Selon une thèse publiée en 1996, la pièce de Shakespeare serait une allégorie de la dispute opposant Tycho Brahe à d’autres astronomes. Ainsi Brahe, amant présumé de la reine Sophia, aurait inspiré le personnage de Claudius et ce prénom « Claudius » aurait été choisi en référence à Claudius Ptolemaeus, c’est à dire Ptolémée. Et dans l’hypothèse où cette pièce évoque les lois qui régissent l’univers, Shakespeare aurait défendu des idées scientifiques révolutionnaires. »

C’est du bonheur pur que de se laisser aller auprès de  L’enfant céleste , c’est à peu près tout de la vie, des astres et j’y ai découvert cet astronome à l’aura magnétique.

« Né en 1546 au Danemark, Tycho Brahe est le premier grand observateur des temps modernes, un des plus illustres astronomes du XVI ème siècle (…) En 1972, l’apparition d’une « étoile nouvelle », une supernova dans la constellation de Cassiopée, secoue les esprits : depuis Aristote, soit plus de 1500 ans, on pense en effet que le ciel est immuable! Pendant des semaines Brahe observe « son » étoile avec un sextant et constate l’absence de parallaxe de cette dernière : il en déduit que ce nouvel astre est très éloigné et qu’il ne fait pas partie du monde intra-lunaire. Rendu célèbre dans toute l’Europe, il est courtisé par les grands dirigeants; il accepte l’offre du roi Frédéric II qui lui fait construire l’observatoire d’Uraniborg de 1576 à 1580 – sur l’île de Ven. » ( Source Futura Sciences )

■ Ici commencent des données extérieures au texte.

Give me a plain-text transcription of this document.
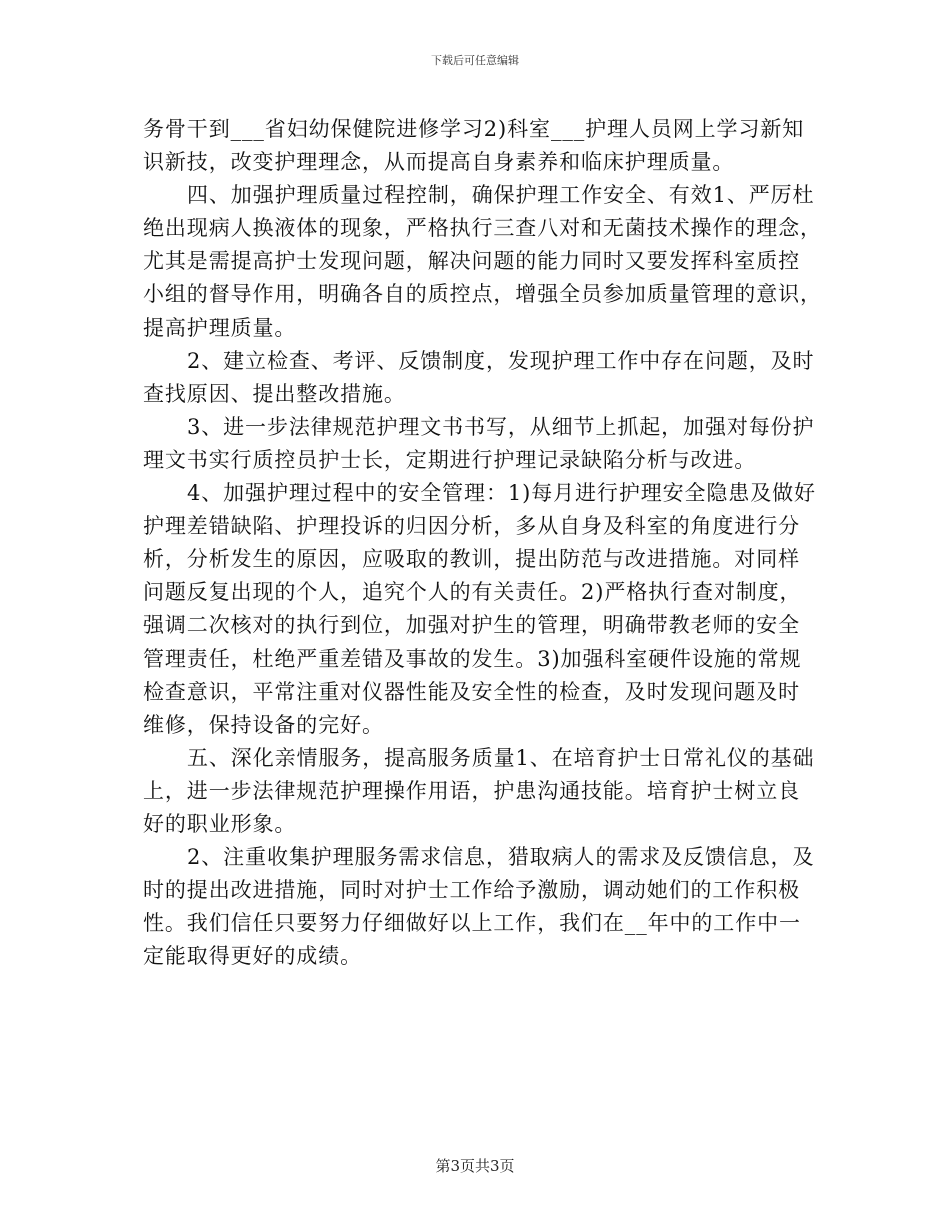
下载后可任意编辑
务骨干到___省妇幼保健院进修学习2)科室___护理人员网上学习新知
识新技，改变护理理念，从而提高自身素养和临床护理质量。
四、加强护理质量过程控制，确保护理工作安全、有效1、严厉杜
绝出现病人换液体的现象，严格执行三查八对和无菌技术操作的理念，
尤其是需提高护士发现问题，解决问题的能力同时又要发挥科室质控
小组的督导作用，明确各自的质控点，增强全员参加质量管理的意识，
提高护理质量。
2、建立检查、考评、反馈制度，发现护理工作中存在问题，及时
查找原因、提出整改措施。
3、进一步法律规范护理文书书写，从细节上抓起，加强对每份护
理文书实行质控员护士长，定期进行护理记录缺陷分析与改进。
4、加强护理过程中的安全管理：1)每月进行护理安全隐患及做好
护理差错缺陷、护理投诉的归因分析，多从自身及科室的角度进行分
析，分析发生的原因，应吸取的教训，提出防范与改进措施。对同样
问题反复出现的个人，追究个人的有关责任。2)严格执行查对制度，
强调二次核对的执行到位，加强对护生的管理，明确带教老师的安全
管理责任，杜绝严重差错及事故的发生。3)加强科室硬件设施的常规
检查意识，平常注重对仪器性能及安全性的检查，及时发现问题及时
维修，保持设备的完好。
五、深化亲情服务，提高服务质量1、在培育护士日常礼仪的基础
上，进一步法律规范护理操作用语，护患沟通技能。培育护士树立良
好的职业形象。
2、注重收集护理服务需求信息，猎取病人的需求及反馈信息，及
时的提出改进措施，同时对护士工作给予激励，调动她们的工作积极
性。我们信任只要努力仔细做好以上工作，我们在__年中的工作中一
定能取得更好的成绩。
第3页共3页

De mon côté, juste en apprenant cela, j’étais déjà ailleurs. Il suffisait qu’une talentueuse plume se pose sur cette histoire et y révèle tout son talent de conteuse pour parachever mon bonheur de lectrice.
Sur cette île, tu regarderas vers la mer et la mère, tu te laisseras aussi gagner par les odeurs de pluie, d’iode, de bois, de plantes et de souvenirs. Tu y feras connaissance d’un ancien amour, d’un ours suédois et d’un enfant qui parcourt son chemin étoilé.

« J’essaie d’attraper le reflet de la lune sur l’eau avec une canne à pêche. Dans le Système solaire on a trouvé 173 lunes. La Voie Lactée contient plus de deux cent milliards d’étoiles. Si on multiplie ça fait beaucoup de lunes… Le premier catalogue d’étoiles a servi aux marins pendant des siècles. Tycho Brahe, lui, en a observé et classé mille, c’était ça son trésor.(…) »

L’enfant céleste  évoque et invoque, il donne envie de dessiner le toit du monde et de s’y lover, c’est comme une lumière stellaire ce livre car ce roman est un retour à nos sources, ressources et richesses premières.
Alors prends cet « enfant céleste » contre toi, tu te feras le plus grand bien, et tu pourras choisir…
« T(ych)O B(rah)E OR NOT T(ych)O B(rah)E »
Alors ?

Coup au ❤️ vers l’infini et l’au-delà !

Fanny.

L’enfant céleste, Maud Simonnot, Les éditions de l’Observatoire, 165 p. , 17€.